In a $7.2- billion deal, Microsoft is acquiring Nokia’s cellphone business. Microsoft is paying 3.79 billion Finnish marks for the business components and 1.65 billion marks for Nokia’s patents. In addition to finally giving the software giant a hardware component in the mobile phone business — a la rivals Samsung and Apple — the deal will also place a couple of key executives on Microsoft’s roster, providing new candidates for outgoing CEO Steve Ballmer’s position. In a joint statement, the two companies said, “Microsoft aims to accelerate the growth of its share and profit in mobile devices through faster innovation, increased synergies, and unified branding and marketing.” Investors aim to accelerate portfolio performance through the deal.

Middle Eastern Markets and Oil Prices Get a Jolt… from Israel (Bloomberg)
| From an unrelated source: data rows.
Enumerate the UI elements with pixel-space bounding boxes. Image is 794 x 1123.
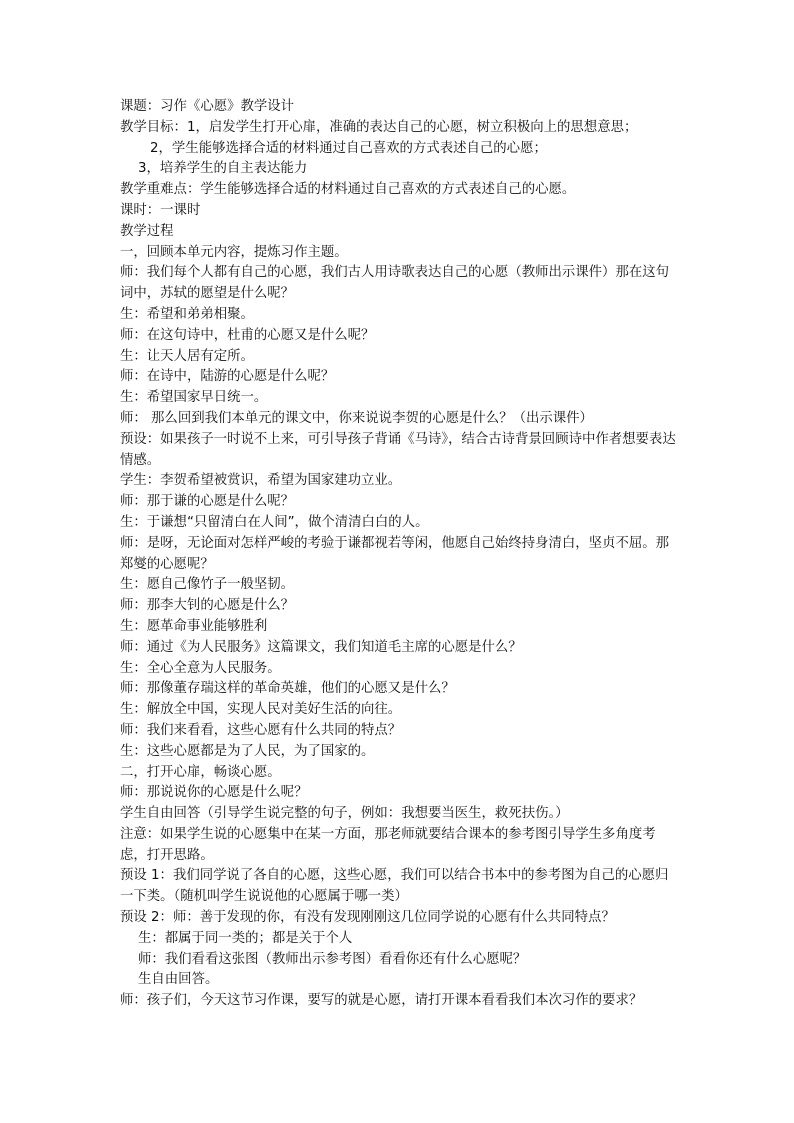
dialogue-line: 师：在诗中，陆游的心愿是什么呢？ bbox=[120, 369, 335, 385]
teaching-goal-1: 教学目标：1，启发学生打开心扉，准确的表达自己的心愿，树立积极向上的思想意思； bbox=[120, 119, 638, 135]
dialogue-line: 生：全心全意为人民服务。 bbox=[120, 660, 281, 676]
lesson-plan-page bbox=[120, 97, 685, 1012]
dialogue-line: 生：都属于同一类的；都是关于个人 bbox=[138, 930, 353, 946]
dialogue-line: 师：那李大钊的心愿是什么？ bbox=[120, 598, 295, 614]
dialogue-line: 师： 那么回到我们本单元的课文中，你来说说李贺的心愿是什么？（出示课件） bbox=[120, 410, 593, 426]
preset-note: 预设：如果孩子一时说不上来，可引导孩子背诵《马诗》，结合古诗背景回顾诗中作者想要表达情感。 bbox=[120, 431, 676, 468]
dialogue-line: 师：那说说你的心愿是什么呢？ bbox=[120, 785, 308, 801]
dialogue-line: 师：通过《为人民服务》这篇课文，我们知道毛主席的心愿是什么？ bbox=[120, 639, 522, 655]
dialogue-line: 生自由回答。 bbox=[138, 972, 219, 988]
dialogue-line: 师：那像董存瑞这样的革命英雄，他们的心愿又是什么？ bbox=[120, 681, 455, 697]
dialogue-line: 师：我们来看看，这些心愿有什么共同的特点？ bbox=[120, 722, 402, 738]
dialogue-line: 学生：李贺希望被赏识，希望为国家建功立业。 bbox=[120, 473, 402, 489]
dialogue-line: 生：于谦想“只留清白在人间”，做个清清白白的人。 bbox=[120, 514, 429, 530]
process-heading: 教学过程 bbox=[120, 223, 174, 239]
free-answer: 学生自由回答（引导学生说完整的句子，例如：我想要当医生，救死扶伤。） bbox=[120, 806, 569, 822]
dialogue-line: 生：这些心愿都是为了人民，为了国家的。 bbox=[120, 743, 375, 759]
preset-1: 预设 1：我们同学说了各自的心愿，这些心愿，我们可以结合书本中的参考图为自己的心愿归一下类。（随机叫学生说说他的心愿属于哪一类） bbox=[120, 868, 669, 905]
dialogue-line: 生：希望国家早日统一。 bbox=[120, 390, 268, 406]
note: 注意：如果学生说的心愿集中在某一方面，那老师就要结合课本的参考图引导学生多角度考虑，打开思路。 bbox=[120, 826, 656, 863]
section-heading-2: 二，打开心扉，畅谈心愿。 bbox=[120, 764, 281, 780]
teaching-goal-2: 2，学生能够选择合适的材料通过自己喜欢的方式表述自己的心愿； bbox=[150, 140, 547, 156]
dialogue-line: 生：解放全中国，实现人民对美好生活的向往。 bbox=[120, 702, 402, 718]
section-heading-1: 一，回顾本单元内容，提炼习作主题。 bbox=[120, 244, 348, 260]
dialogue-line: 生：愿革命事业能够胜利 bbox=[120, 618, 268, 634]
dialogue-line: 生：让天人居有定所。 bbox=[120, 348, 254, 364]
dialogue-line: 生：希望和弟弟相聚。 bbox=[120, 306, 254, 322]
dialogue-line: 师：那于谦的心愿是什么呢？ bbox=[120, 494, 295, 510]
dialogue-line: 生：愿自己像竹子一般坚韧。 bbox=[120, 577, 295, 593]
key-points: 教学重难点：学生能够选择合适的材料通过自己喜欢的方式表述自己的心愿。 bbox=[120, 182, 576, 198]
dialogue-line: 师：孩子们，今天这节习作课，要写的就是心愿，请打开课本看看我们本次习作的要求？ bbox=[120, 993, 643, 1009]
duration: 课时：一课时 bbox=[120, 202, 201, 218]
lesson-title: 课题：习作《心愿》教学设计 bbox=[120, 99, 295, 114]
dialogue-line: 师：我们看看这张图（教师出示参考图）看看你还有什么心愿呢？ bbox=[138, 951, 527, 967]
dialogue-line: 师：在这句诗中，杜甫的心愿又是什么呢？ bbox=[120, 327, 375, 343]
preset-2: 预设 2：师：善于发现的你，有没有发现刚刚这几位同学说的心愿有什么共同特点？ bbox=[120, 910, 615, 926]
teaching-goal-3: 3，培养学生的自主表达能力 bbox=[138, 161, 308, 177]
dialogue-line: 师：我们每个人都有自己的心愿，我们古人用诗歌表达自己的心愿（教师出示课件）那在这句词中，苏轼的愿望是什么呢？ bbox=[120, 265, 670, 302]
dialogue-line: 师：是呀，无论面对怎样严峻的考验于谦都视若等闲，他愿自己始终持身清白，坚贞不屈。那郑燮的心愿呢？ bbox=[120, 535, 670, 572]
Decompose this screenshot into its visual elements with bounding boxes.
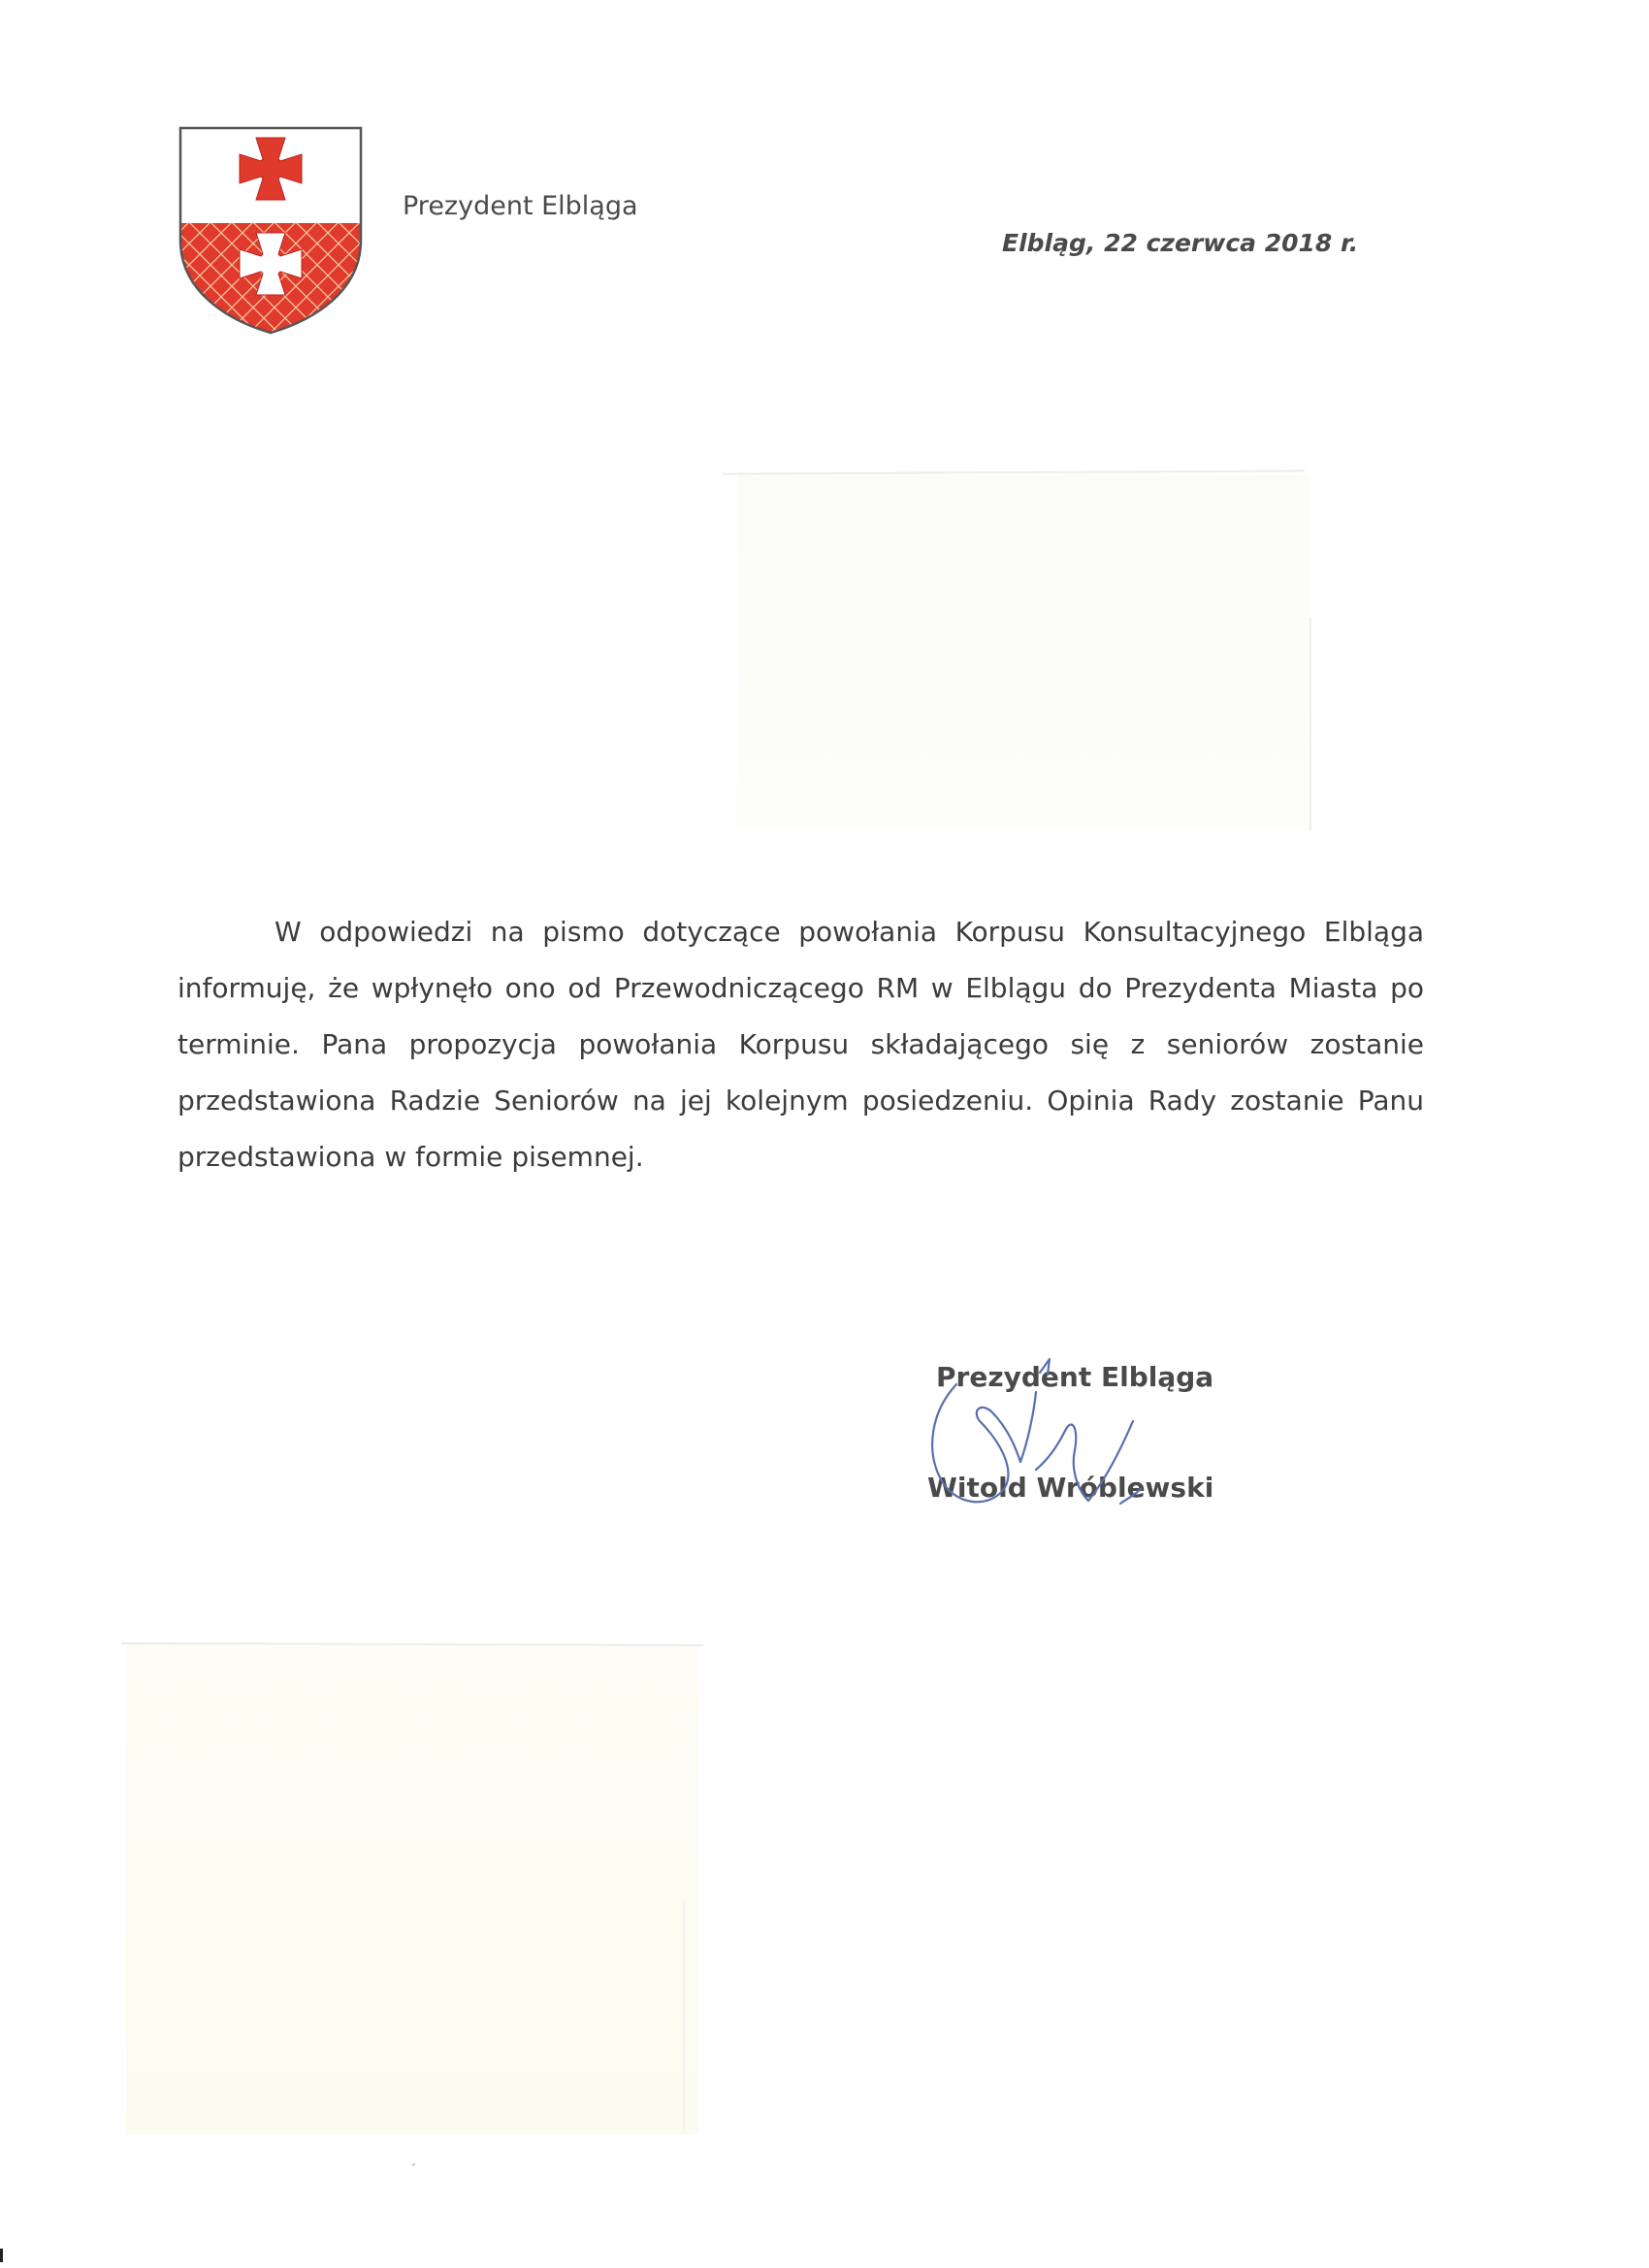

Investors in Middle East-related stocks and oil were made a little bit more uneasy this morning as Israel tested its missile defense systems by firing two rockets into the Mediterranean Sea. The test was seen as a message to Iran — Syria’s main ally in the region — that the country is prepared should the Syrian situation escalate farther than a limited U.S. response. President Obama will meet later today with the leaders of both houses of Congress and ranking members of the military, foreign affairs and intelligence communities to swing favor to his side to attack Syrian chemical weapons-delivering systems. Should the drama in the region escalate, oil prices, as well as share prices, could become extremely volatile.  Investors should keep a close watch as the situation develops.

Citigroup Minimizes Alternative Asset Holdings to $2.5 Billion (YahooFinance)

New regulations that limit a bank’s ability to hold “alternative” investments have led Citigroup, Inc. to shed more than $6 billion in private-equity and hedge-fund assets over the last month. As recently as February 2012, Citigroup held more than $18.6 billion in such investments. But in order to comply with the so-called “Volker rule,” no bank is allowed to hold more than 3 percent of its tier one capital in investments such as these, that it doesn’t manage. These latest deals leave Citi with just one fund, the $2.5 billion North American private-equity fund Metalmark Capital. Investors who’ve counted on Citi for these alternative investments now need to look elsewhere for appreciation.